Upon investigating that, we made a novel observation that increasing the temperature does the same thing to allostery as the normal small molecule does. So, temperature is kind of like a surrogate for the small molecule activator.”

The big picture is that these findings provide a better understanding of how allostery works, which is important in discovering a new avenue for controlling catalytic activity and enzymes by modulating the allosteric pathway.

Overall, this study opens doors to developing novel tools to control IGPS activity, such as rationally designed allosteric drugs, antipathogens, and engineered variants.

This research was a collaboration between the labs of Professor Patrick Loria and Victor Batista, John Gamble Kirkwood Professor of Chemistry.

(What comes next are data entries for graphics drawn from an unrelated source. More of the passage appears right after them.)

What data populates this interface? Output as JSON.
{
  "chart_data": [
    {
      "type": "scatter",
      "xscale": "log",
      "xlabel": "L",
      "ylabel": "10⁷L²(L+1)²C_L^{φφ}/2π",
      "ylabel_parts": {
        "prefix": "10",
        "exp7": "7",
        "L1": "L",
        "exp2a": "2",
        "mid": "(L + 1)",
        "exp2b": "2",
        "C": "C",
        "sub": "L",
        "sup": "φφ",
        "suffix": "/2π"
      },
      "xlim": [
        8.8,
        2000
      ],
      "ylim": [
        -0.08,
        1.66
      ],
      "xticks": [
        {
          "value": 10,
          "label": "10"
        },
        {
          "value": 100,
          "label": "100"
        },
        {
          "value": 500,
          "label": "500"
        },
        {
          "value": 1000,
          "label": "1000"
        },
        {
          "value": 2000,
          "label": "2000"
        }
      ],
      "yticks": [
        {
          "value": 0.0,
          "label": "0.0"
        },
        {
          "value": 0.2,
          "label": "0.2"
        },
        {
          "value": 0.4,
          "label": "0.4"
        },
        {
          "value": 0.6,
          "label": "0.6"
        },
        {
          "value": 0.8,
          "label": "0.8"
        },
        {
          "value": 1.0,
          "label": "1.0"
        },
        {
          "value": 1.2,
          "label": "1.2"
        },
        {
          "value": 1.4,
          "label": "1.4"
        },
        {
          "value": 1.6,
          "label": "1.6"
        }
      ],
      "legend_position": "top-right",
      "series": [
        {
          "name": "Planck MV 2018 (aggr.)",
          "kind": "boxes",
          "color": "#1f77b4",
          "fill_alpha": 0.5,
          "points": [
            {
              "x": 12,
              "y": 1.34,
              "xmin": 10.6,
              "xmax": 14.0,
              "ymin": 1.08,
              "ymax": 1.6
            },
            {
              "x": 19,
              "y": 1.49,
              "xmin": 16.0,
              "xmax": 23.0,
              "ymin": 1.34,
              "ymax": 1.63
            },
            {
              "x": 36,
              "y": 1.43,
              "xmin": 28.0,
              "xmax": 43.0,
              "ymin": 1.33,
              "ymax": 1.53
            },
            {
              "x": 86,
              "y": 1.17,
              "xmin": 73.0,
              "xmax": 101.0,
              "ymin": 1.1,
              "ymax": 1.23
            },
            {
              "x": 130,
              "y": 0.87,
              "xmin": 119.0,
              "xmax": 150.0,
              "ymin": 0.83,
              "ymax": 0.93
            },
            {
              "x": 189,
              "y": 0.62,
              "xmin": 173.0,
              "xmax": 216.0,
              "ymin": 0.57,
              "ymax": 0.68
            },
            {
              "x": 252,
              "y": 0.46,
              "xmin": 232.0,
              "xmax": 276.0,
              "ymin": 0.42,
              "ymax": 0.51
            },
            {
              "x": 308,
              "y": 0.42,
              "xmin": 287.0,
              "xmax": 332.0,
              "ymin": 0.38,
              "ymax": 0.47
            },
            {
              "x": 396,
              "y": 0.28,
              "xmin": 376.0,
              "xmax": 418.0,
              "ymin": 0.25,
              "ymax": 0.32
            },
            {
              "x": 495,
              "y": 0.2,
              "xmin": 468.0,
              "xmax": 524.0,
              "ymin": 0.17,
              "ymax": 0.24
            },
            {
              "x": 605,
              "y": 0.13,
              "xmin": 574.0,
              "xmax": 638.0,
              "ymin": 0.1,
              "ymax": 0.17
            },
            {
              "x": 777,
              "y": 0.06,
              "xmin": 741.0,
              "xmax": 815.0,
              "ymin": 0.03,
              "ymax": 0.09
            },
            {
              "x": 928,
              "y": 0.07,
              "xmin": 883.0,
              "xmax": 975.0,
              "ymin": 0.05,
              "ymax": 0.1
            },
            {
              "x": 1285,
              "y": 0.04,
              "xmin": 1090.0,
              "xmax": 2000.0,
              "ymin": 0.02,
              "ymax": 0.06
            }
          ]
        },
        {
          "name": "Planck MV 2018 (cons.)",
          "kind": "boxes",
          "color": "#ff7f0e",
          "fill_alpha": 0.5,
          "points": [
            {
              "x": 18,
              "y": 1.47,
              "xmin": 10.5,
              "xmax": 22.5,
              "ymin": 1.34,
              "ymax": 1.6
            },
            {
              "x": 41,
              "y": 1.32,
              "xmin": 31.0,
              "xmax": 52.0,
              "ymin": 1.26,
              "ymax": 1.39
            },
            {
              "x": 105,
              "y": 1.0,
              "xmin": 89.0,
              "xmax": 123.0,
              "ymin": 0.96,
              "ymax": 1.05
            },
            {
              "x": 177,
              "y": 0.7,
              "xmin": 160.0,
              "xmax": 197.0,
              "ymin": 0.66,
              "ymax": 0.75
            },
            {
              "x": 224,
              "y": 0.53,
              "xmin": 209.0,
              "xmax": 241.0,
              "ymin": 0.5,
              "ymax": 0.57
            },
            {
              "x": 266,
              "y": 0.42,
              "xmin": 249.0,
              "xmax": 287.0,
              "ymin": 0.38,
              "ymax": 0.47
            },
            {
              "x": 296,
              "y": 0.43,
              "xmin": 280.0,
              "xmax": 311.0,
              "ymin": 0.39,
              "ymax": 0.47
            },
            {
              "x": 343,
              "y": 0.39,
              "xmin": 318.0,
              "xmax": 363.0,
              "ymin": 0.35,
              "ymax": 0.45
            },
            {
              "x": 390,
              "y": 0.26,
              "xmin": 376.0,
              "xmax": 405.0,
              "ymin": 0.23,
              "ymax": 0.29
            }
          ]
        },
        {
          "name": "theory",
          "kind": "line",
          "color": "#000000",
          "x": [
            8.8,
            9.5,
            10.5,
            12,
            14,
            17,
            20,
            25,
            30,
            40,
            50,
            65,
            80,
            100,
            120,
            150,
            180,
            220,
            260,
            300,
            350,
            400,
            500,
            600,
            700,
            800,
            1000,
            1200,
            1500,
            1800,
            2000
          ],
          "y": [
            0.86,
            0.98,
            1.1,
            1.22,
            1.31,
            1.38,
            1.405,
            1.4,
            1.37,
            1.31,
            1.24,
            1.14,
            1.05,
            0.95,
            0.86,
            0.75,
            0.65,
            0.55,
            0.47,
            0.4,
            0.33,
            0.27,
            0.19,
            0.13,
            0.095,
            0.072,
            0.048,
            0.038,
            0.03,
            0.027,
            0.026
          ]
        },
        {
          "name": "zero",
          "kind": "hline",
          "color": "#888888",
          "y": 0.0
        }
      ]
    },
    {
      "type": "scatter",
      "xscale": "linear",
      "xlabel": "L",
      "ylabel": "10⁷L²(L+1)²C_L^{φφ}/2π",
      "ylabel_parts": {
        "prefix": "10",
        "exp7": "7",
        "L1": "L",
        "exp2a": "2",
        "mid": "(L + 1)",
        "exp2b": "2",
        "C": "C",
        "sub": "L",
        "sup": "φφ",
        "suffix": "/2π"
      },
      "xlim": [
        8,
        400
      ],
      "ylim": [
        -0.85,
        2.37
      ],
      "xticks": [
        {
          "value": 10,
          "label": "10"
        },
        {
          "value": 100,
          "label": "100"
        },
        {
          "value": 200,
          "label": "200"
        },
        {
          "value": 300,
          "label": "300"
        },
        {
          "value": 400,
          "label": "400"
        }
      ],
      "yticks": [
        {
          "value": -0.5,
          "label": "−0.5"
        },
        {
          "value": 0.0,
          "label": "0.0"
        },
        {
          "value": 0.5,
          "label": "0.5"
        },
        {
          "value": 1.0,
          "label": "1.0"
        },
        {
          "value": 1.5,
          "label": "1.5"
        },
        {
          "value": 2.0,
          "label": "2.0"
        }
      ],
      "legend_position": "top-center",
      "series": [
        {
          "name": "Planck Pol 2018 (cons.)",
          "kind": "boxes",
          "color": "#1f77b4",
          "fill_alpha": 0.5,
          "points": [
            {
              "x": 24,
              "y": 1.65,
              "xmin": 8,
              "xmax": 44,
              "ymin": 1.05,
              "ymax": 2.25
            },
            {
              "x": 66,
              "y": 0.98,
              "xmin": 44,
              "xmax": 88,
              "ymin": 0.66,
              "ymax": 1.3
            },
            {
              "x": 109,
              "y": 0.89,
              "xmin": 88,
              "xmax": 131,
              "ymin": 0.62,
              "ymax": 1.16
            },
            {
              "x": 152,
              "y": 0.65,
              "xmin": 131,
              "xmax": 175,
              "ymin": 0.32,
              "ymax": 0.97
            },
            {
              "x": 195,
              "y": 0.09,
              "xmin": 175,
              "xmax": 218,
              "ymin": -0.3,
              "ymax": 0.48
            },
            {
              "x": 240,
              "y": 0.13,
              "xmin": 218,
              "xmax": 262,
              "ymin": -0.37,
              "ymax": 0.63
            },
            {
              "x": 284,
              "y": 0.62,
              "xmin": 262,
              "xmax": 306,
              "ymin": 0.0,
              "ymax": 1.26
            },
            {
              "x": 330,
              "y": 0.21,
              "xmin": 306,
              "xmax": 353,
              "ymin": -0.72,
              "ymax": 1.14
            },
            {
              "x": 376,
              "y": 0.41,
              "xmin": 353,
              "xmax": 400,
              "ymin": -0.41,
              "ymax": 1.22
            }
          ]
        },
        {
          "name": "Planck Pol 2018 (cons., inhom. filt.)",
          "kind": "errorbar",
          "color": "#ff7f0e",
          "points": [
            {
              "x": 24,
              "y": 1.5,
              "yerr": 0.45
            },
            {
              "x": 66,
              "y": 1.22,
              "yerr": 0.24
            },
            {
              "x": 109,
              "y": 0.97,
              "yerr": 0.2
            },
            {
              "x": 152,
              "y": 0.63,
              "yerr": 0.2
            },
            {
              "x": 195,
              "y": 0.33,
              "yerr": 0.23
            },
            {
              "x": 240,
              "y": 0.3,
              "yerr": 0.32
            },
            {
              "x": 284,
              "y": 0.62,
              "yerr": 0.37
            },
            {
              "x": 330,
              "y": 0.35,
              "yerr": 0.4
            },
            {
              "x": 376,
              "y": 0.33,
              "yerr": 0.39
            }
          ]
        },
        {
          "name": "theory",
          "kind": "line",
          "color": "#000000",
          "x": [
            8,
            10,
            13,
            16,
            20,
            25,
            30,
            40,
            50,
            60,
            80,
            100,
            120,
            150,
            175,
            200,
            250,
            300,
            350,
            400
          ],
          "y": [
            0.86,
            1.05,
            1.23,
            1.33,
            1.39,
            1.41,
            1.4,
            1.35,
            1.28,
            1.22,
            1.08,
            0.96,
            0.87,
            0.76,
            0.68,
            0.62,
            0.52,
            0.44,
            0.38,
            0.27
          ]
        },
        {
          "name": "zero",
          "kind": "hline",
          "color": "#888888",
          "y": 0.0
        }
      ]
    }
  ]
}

Apala Chaudhuri, a graduate student from the Loria Lab, did the NMR experiments, and Federica Maschietto, a postdoctoral scientist from the Batista Lab, did much of the computational work.

“It’s amazing that we can figure out how an enzyme from a thermophilic bacterium behaves when it is heated up,” said Batista. “It’s like the enzyme is being activated by a chemical!”

For the past decade, Loria and Batista have worked together to understand how allosteric sites communicate and to identify the network of residues and the pathways between the two sites. That work laid the foundation for their current investigations on allosteric mechanisms.

Contributing authors Federica Maschietto, Apala Chaudhuri, J. Patrick Loria, and Victor S. Batista are from Yale. Other contributing scientists are from the International Center for Theoretical Physics, the National Institutes of Health’s Laboratory of Computational Biology, National Heart, Lung and Blood Institute, the Université de Lyon, and the Universita di Bologna.